How this is going to affect Google’s Tensor chip is this. The Tensor chip has something called Tensor Processing Unit (TPU) and a custom NPU. These are responsible for running and speeding up machine learning features like the camera processing and voice processing. If the Cambridge based company changes its licensing terms. These TPU and NPU could face possible exclusion from the future Tensor chips.
If this should happen, it means Google may have to go back to its old technology. Something they purposely abandoned in favor of the Tensor chip. That is the Pixel Visual / Neural core model. This model uses a separate co-processor for camera and other Machine Learning tasks. Unlike the Tensor chip that has the Neural Core integrated into the main chip.
Why Qualcomm Opened Lawsuit
Qualcomm’s argument is that ARM cannot change its existing license for more years to come. Neither does it have any right to obtain additional royalties from Qualcomm’s customers.

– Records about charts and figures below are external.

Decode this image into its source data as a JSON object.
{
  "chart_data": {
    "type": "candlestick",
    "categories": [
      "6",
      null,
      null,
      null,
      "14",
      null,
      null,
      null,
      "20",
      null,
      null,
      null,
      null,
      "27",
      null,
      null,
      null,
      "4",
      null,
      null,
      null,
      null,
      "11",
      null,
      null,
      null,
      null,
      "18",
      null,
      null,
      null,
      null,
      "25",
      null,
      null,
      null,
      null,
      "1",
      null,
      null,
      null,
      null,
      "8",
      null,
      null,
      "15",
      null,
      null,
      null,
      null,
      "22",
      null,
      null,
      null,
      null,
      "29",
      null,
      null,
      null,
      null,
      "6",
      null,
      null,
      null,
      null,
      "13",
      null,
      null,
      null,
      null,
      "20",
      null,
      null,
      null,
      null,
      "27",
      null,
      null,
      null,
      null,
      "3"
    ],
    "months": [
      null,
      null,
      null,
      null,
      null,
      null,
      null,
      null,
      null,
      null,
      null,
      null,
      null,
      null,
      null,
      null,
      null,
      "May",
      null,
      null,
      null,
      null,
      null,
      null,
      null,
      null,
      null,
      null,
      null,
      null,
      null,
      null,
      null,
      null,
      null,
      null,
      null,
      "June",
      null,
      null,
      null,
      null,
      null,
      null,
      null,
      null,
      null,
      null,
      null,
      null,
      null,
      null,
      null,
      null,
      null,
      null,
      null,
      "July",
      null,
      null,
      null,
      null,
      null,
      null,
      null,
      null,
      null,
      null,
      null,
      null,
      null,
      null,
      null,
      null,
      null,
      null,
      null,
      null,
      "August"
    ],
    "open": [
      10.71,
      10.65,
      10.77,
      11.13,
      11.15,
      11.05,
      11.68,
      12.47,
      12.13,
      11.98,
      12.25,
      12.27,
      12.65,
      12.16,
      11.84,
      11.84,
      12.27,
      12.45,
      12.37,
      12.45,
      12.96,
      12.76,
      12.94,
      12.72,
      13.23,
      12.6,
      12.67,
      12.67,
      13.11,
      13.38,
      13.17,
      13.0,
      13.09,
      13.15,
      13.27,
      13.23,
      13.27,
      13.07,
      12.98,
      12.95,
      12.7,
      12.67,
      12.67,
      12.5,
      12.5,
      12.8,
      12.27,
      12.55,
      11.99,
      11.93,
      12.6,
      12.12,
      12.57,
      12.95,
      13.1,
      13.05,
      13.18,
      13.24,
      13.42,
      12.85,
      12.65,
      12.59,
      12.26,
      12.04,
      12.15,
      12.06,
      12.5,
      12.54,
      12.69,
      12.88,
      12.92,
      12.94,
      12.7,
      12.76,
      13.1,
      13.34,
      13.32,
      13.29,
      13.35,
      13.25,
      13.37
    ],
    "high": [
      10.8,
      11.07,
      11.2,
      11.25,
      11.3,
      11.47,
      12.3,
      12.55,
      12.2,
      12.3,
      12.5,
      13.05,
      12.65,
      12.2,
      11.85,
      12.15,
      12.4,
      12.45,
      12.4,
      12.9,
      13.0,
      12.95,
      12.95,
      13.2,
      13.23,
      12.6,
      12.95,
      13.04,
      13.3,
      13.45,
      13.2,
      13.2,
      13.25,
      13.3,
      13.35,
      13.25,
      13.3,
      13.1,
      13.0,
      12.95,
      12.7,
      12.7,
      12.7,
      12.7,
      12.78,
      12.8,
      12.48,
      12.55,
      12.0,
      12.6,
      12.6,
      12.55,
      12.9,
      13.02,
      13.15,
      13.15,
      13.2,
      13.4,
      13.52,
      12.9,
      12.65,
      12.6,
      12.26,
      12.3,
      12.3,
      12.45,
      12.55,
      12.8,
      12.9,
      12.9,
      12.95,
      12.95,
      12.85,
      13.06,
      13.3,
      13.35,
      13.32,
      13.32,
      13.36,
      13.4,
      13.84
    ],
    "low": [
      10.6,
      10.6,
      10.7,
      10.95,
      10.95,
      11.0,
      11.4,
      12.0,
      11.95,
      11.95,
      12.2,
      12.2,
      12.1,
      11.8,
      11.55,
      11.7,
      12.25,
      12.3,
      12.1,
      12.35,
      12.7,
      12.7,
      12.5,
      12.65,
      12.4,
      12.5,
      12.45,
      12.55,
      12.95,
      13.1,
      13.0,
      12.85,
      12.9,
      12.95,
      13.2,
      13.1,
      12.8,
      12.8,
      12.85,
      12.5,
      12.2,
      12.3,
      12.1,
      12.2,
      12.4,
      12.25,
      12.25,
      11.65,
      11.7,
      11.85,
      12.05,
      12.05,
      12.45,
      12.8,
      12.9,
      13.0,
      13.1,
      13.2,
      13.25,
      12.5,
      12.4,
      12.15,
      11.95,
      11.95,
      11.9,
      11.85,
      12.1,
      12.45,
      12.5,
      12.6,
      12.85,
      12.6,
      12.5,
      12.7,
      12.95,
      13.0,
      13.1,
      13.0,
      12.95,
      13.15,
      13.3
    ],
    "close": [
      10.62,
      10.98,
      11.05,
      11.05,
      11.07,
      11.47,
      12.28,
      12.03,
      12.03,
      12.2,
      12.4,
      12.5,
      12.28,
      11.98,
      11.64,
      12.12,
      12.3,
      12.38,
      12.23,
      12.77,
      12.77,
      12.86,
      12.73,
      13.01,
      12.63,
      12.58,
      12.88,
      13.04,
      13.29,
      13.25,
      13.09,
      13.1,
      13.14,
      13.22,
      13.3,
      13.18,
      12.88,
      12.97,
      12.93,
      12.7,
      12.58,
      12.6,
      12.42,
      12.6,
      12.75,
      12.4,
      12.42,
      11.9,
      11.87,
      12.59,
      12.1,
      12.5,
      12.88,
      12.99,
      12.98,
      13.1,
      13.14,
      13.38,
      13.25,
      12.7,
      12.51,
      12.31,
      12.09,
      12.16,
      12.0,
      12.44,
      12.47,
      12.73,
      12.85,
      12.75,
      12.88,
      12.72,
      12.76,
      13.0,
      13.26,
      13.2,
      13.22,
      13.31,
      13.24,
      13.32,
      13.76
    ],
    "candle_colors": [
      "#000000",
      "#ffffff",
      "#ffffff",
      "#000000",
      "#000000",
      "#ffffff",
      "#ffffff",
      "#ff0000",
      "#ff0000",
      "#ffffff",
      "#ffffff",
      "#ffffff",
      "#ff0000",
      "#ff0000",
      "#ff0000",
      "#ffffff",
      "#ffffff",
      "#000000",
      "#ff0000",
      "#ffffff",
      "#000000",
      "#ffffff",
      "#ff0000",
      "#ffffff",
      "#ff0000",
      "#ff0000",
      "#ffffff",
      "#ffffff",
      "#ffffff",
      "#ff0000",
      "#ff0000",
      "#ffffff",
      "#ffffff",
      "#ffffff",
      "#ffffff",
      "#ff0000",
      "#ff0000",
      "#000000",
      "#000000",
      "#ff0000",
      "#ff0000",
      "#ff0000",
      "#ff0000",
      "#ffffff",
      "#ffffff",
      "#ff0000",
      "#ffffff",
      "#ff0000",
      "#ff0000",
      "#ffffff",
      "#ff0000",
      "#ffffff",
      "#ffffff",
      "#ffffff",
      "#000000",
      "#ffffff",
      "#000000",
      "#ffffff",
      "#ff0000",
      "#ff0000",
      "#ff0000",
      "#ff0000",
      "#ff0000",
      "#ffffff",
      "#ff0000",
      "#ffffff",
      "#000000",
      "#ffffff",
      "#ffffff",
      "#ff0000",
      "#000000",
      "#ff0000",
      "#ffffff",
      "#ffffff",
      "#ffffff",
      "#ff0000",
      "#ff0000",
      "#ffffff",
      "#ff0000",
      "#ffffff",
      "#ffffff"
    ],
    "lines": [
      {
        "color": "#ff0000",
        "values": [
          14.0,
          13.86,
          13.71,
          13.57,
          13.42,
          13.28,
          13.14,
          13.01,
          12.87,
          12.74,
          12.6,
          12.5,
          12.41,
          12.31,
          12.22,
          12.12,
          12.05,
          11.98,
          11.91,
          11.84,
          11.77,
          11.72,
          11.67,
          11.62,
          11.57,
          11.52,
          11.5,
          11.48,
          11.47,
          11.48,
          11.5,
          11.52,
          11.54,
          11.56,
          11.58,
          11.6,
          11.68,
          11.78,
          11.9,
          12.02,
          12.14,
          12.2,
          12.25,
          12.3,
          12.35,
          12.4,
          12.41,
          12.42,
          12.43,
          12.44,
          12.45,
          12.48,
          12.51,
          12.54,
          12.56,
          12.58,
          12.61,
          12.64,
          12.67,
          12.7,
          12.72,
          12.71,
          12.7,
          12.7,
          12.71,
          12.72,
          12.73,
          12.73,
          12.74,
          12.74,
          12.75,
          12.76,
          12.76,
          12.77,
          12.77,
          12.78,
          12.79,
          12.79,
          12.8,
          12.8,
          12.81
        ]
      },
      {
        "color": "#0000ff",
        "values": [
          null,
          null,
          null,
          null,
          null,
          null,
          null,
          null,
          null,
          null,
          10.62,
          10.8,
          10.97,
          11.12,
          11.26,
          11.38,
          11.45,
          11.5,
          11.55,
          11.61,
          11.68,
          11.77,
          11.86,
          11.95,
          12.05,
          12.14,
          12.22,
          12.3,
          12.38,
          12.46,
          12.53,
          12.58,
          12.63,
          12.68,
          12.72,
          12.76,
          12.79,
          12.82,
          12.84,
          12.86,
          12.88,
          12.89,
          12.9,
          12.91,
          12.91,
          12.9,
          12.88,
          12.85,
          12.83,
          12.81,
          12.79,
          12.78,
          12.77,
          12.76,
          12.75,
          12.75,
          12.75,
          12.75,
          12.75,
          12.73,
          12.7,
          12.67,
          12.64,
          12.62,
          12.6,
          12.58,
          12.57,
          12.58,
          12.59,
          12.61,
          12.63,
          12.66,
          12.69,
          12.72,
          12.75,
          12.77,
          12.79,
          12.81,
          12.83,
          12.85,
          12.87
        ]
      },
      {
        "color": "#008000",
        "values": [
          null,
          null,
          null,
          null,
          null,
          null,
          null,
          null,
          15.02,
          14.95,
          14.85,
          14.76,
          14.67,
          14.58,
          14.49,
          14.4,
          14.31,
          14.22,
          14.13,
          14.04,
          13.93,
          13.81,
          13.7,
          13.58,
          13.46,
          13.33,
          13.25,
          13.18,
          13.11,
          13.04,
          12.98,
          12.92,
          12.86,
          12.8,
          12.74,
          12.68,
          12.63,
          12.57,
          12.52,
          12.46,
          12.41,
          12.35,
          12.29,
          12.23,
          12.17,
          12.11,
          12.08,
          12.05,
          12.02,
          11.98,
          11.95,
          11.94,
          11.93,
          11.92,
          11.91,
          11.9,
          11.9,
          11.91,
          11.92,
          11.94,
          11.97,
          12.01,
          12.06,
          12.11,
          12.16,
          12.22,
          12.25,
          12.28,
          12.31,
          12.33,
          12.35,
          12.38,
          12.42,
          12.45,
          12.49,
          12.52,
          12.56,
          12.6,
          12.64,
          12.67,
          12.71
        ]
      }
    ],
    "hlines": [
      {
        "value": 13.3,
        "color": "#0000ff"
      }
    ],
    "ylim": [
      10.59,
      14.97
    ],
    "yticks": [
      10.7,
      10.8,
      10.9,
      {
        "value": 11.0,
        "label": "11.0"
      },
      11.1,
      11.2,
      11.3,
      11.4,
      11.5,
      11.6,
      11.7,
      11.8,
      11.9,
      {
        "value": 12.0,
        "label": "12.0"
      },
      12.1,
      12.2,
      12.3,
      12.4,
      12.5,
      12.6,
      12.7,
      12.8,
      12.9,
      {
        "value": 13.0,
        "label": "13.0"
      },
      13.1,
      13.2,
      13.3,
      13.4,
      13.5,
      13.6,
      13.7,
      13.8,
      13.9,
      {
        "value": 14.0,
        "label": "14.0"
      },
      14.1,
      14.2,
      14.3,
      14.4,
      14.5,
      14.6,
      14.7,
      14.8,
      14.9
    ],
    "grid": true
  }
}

These are statement from Qualcomm’s lawsuit against them. But ARM has not yet made any public announcement on its new business models. There has not been any report of them also making changes to its new business model as well.
The only new development from this issue comes from Qualcomm. It says that ARM has not informed them about the new business models. That OEMs need to obtain direct license from ARM before they could obtain any ARM related technologies. Qualcomm stated that, ARM intends to:
- “Intends to stop licensing CPU technology as a standalone license”.
- “Will no longer license CPU technology to semiconductor companies”.
- “Will require licensees to obtain other technologies (notably ARM’s GPU and NPU technology) only from ARM.
ARM Could Open Up For Negotiations
looking on the brighter side of the new dispute. There could be some aspects that would allow device makers to negotiate with ARM for custom components inclusion.
A statement from ARM to Fierce Electronics on Friday makes this even clearer. It says that Qualcomm’s claims are “riddled with inaccuracies” and that its response is coming.